Patients taking OMEPRAZOLE, SODIUM BICARBONATE who experience incorrect product administration duration should discuss this symptom with their healthcare provider to determine whether it may be related to their medication and what alternatives may be available.

Reporting Frequency

INCORRECT PRODUCT ADMINISTRATION DURATION39 of 2,134 reports

INCORRECT PRODUCT ADMINISTRATION DURATION is a less commonly reported adverse event for OMEPRAZOLE, SODIUM BICARBONATE, but still significant enough to appear in the safety profile.

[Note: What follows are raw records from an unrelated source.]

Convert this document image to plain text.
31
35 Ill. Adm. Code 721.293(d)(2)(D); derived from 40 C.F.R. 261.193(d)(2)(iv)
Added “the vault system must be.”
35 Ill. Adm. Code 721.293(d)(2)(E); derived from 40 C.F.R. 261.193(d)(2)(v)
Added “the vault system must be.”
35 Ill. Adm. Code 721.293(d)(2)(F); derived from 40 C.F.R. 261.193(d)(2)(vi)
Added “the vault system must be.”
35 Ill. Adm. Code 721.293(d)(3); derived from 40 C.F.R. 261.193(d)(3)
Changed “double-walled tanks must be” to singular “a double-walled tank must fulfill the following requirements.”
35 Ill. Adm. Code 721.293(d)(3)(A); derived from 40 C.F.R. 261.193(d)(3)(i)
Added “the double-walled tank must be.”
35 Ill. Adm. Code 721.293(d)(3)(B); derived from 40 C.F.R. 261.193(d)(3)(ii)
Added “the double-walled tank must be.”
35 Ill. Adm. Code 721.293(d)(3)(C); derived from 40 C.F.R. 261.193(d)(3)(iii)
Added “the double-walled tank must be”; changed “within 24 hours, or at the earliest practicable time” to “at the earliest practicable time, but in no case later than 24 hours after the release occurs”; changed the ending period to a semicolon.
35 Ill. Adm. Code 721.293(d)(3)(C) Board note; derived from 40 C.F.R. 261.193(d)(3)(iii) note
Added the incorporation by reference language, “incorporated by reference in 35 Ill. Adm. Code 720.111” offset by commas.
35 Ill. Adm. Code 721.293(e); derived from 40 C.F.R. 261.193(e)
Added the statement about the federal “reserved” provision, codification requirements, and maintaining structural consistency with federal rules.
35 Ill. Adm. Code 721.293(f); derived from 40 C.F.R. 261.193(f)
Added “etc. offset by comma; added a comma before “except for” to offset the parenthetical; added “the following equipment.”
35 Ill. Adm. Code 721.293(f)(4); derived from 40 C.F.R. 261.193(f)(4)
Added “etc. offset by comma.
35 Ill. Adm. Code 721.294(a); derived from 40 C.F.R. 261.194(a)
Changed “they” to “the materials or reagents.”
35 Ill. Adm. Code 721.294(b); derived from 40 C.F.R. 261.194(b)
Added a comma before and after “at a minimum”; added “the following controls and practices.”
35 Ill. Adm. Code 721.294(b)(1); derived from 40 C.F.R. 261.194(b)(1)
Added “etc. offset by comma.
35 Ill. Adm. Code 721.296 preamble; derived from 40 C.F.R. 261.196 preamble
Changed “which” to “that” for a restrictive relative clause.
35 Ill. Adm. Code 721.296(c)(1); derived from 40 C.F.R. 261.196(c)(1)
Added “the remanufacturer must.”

Other Side Effects of OMEPRAZOLE, SODIUM BICARBONATE

In addition to incorrect product administration duration, the following adverse reactions have been reported for OMEPRAZOLE, SODIUM BICARBONATE:

Other Drugs Associated with INCORRECT PRODUCT ADMINISTRATION DURATION

The following drugs have also been linked to incorrect product administration duration in FDA adverse event reports:

DOCOSANOLETONOGESTRELGLYCERIN, LIDOCAINEGUAIFENESIN AND DEXTROMETHORPHAN HYDROBROMIDEINSTALAX POLYETHYLENE GLYCOL 3350LOPERAMIDE HCLLOPERAMIDE HYDROCHLORIDE ORALPOLYETHYLENE GLYCOL 3350POLYETHYLENE GLYCOL 400TASIMELTEON

Frequently Asked Questions

Does OMEPRAZOLE, SODIUM BICARBONATE cause INCORRECT PRODUCT ADMINISTRATION DURATION?

INCORRECT PRODUCT ADMINISTRATION DURATION has been reported as an adverse event in 39 FDA reports for OMEPRAZOLE, SODIUM BICARBONATE. This does not prove causation, but indicates an association observed in post-market surveillance data.

How common is INCORRECT PRODUCT ADMINISTRATION DURATION with OMEPRAZOLE, SODIUM BICARBONATE?

INCORRECT PRODUCT ADMINISTRATION DURATION accounts for approximately 1.8% of all adverse event reports for OMEPRAZOLE, SODIUM BICARBONATE, making it a notable side effect.

What should I do if I experience INCORRECT PRODUCT ADMINISTRATION DURATION while taking OMEPRAZOLE, SODIUM BICARBONATE?

If you experience incorrect product administration duration while taking OMEPRAZOLE, SODIUM BICARBONATE, contact your healthcare provider. They can evaluate whether the symptom is related to your medication and discuss potential adjustments to your treatment plan. Do not stop taking prescribed medication without consulting your doctor.

Related Pages

OMEPRAZOLE, SODIUM BICARBONATE Full ProfileAll Drugs Causing INCORRECT PRODUCT ADMINISTRATION DURATIONCVS Pharmacy Drugs
Disclaimer: This analysis is based on FDA adverse event reports and is for informational purposes only. Reports do not prove causation. Always consult your healthcare provider.